September 19th, 2008 at 10:50 am
Not too sure what the difference is. Apart from yours not showing ‘%’ in the left axis and therefore having less information. Are you really saying that removing some boxes is a reason to change your office suite?
September 19th, 2008 at 11:35 am
I hadn’t noticed the boxes were gone until MJ pointed it out! Truly those Excel 2003 graphs are primitive
September 19th, 2008 at 12:22 pm
Didn’t you know? Less is more!
With the attention span of the average hack these days, the extra % signs and boxes mean that they have lost interest before they have got to the actual data
September 19th, 2008 at 1:37 pm
All I see is, Excel2007 graphs would be better readable when faxed.
September 19th, 2008 at 3:05 pm
Personally I have uninstalled Excel 2007 and and gone back to 2003 because of the terrible graphs in 2007. I use graphs for scientific purposes, not presentations, and its far far harder to many things I want (eg customise them to multiple data sets) in 2007. MS has gone down the road of making it easier for a casual user to make something and harder for a real user to make what he needs.
September 19th, 2008 at 7:04 pm
So what, the graphs aren’t pretty? That’s hardly a basis to say that excel 2007 graphs are any better. What about using flash or countless other great presentation tools? I suppose pcpro will be singing the praises of powerpoint 2007.
Pull your finger out pcpro and get back to writing decent articles
September 22nd, 2008 at 10:44 am
@josh Matt Sparkes has written about alternative tools in his post, which you’ll find just above this one. “…get back to writing decent articles.” As I said right at the end, this was only a quick point, and I was reacting to it (quickly) during a presentation. This is the PC Pro blog, not the PC Pro In Depth section..
September 22nd, 2008 at 11:59 am
I’m not happy with any of the common chart tools on Windows. You should not be able to look at an Excel chart and say “Yes, that’s an Excel chart”, but you can. I asked around and the decent output you see in magazines like the Economist seem to have been created with a QuarkXPress plugin, and it costs $$$$. Of course on a Mac you have Numbers, but this is an unsolved problem from my point of view: presentation quality charts that don’t cost an arm and a leg.
btw the guy above who said he didn’t like Excel. This may be because he wanted to draw graphs. Charts are for presentation only, graphs are best done with a scientific tool like Matlab etc.
September 23rd, 2008 at 9:27 am
Umm, I’m sure with a tiny bit of effort, you could make the Excel 2003 chart look just like the Excel 2007 chart. Just need to right-click and change the colour, scale and shapes etc. Less than 20secs – Looks more like they didn’t think making it look pretty was that important!!

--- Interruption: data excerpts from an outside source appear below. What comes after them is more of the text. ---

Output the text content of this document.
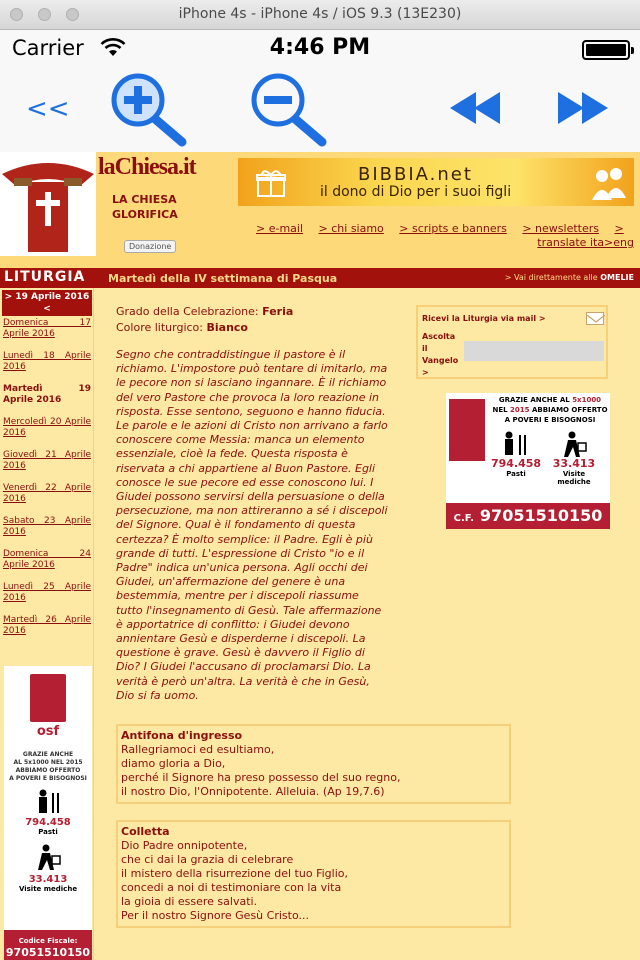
iPhone 4s - iPhone 4s / iOS 9.3 (13E230)
Carrier	4:46 PM
<<
laChiesa.it
LA CHIESA
GLORIFICA
Donazione
BIBBIA.net
il dono di Dio per i suoi figli
> e-mail > chi siamo > scripts e banners > newsletters >
translate ita>eng
LITURGIA Martedì della IV settimana di Pasqua	> Vai direttamente alle OMELIE
> 19 Aprile 2016
<
Domenica 17 Aprile 2016
Lunedì 18 Aprile 2016
Martedì 19 Aprile 2016
Mercoledì 20 Aprile 2016
Giovedì 21 Aprile 2016
Venerdì 22 Aprile 2016
Sabato 23 Aprile 2016
Domenica 24 Aprile 2016
Lunedì 25 Aprile 2016
Martedì 26 Aprile 2016
osf
GRAZIE ANCHE
AL 5x1000 NEL 2015
ABBIAMO OFFERTO
A POVERI E BISOGNOSI
794.458
Pasti
33.413
Visite mediche
Codice Fiscale:
97051510150
Grado della Celebrazione: Feria
Colore liturgico: Bianco

Segno che contraddistingue il pastore è il richiamo. L'impostore può tentare di imitarlo, ma le pecore non si lasciano ingannare. È il richiamo del vero Pastore che provoca la loro reazione in risposta. Esse sentono, seguono e hanno fiducia. Le parole e le azioni di Cristo non arrivano a farlo conoscere come Messia: manca un elemento essenziale, cioè la fede. Questa risposta è riservata a chi appartiene al Buon Pastore. Egli conosce le sue pecore ed esse conoscono lui. I Giudei possono servirsi della persuasione o della persecuzione, ma non attireranno a sé i discepoli del Signore. Qual è il fondamento di questa certezza? È molto semplice: il Padre. Egli è più grande di tutti. L'espressione di Cristo "io e il Padre" indica un'unica persona. Agli occhi dei Giudei, un'affermazione del genere è una bestemmia, mentre per i discepoli riassume tutto l'insegnamento di Gesù. Tale affermazione è apportatrice di conflitto: i Giudei devono annientare Gesù e disperderne i discepoli. La questione è grave. Gesù è davvero il Figlio di Dio? I Giudei l'accusano di proclamarsi Dio. La verità è però un'altra. La verità è che in Gesù, Dio si fa uomo.

Antifona d'ingresso
Rallegriamoci ed esultiamo,
diamo gloria a Dio,
perché il Signore ha preso possesso del suo regno,
il nostro Dio, l'Onnipotente. Alleluia. (Ap 19,7.6)
Colletta
Dio Padre onnipotente,
che ci dai la grazia di celebrare
il mistero della risurrezione del tuo Figlio,
concedi a noi di testimoniare con la vita
la gioia di essere salvati.
Per il nostro Signore Gesù Cristo...
Ricevi la Liturgia via mail >
Ascolta
il
Vangelo
>
osf
GRAZIE ANCHE AL 5x1000
NEL 2015 ABBIAMO OFFERTO
A POVERI E BISOGNOSI
794.458
Pasti
33.413
Visite mediche
C.F. 97051510150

September 25th, 2008 at 5:52 pm
The only difference is washed out colours and transparent box borders in the 2007 example.

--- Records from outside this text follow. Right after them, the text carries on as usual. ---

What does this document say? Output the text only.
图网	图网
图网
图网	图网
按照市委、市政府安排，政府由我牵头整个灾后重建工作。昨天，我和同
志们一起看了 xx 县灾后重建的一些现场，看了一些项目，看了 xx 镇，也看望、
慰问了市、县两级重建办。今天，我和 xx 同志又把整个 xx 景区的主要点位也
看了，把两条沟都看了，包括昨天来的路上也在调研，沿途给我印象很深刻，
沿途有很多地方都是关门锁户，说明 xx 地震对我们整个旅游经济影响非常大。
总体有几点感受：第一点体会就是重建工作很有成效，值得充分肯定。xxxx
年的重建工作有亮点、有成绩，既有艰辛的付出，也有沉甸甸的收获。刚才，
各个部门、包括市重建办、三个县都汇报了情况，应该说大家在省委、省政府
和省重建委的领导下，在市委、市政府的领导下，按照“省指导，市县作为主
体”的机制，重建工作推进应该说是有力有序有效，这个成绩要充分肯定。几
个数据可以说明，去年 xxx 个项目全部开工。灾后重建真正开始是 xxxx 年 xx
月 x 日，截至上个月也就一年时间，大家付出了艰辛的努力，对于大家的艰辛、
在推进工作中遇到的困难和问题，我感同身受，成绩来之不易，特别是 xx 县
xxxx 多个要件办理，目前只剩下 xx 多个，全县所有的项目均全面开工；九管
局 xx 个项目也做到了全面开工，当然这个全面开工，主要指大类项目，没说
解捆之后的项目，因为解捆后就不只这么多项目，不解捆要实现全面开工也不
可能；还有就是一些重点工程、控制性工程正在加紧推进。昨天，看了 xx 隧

These can all be set either manually or in code in 2003.
I always follow the maxim I learnt years ago that a chart or graph (whatever you want to call it), isn’t complete until the axes are clearly labelled and scaled. Otherwise, it’s rubbish and just shows lines wiggling about, that is, it’s seeking to deceive.
Also, I only use the wizard as a start. If Tim Danton is so time-pressed he should get a clerk to do it for him. So like Josh; PCPro, write some decent articles.
September 26th, 2008 at 7:51 am
An Excel Chart is as good as its creator’s imagination and adherence to good practise. Sad of Acer not to demonstrate this.
You can adjust an Excel graph ad infinitum to show a picture that truly represents an understandable trend in a pattern of numbers. 2007 has the advantage of its 3D graphics – BUT at the expense of speed.
In Excel 2003 I could programme in VBA x =x+1 (or similar) and loop it to produce a graph ‘firing’ ‘bullets’ or ‘missiles’ and the graph would refresh as fast as the on-board processor allows – fast. In running in 2007, on the same graph, the moving point crawls across the graph ruining one of my best exercises.
September 26th, 2008 at 8:51 am
@Lindsay Thanks for that point. I wish you’d been the one who created all the Excel 2003 graphs I’ve seen over the years!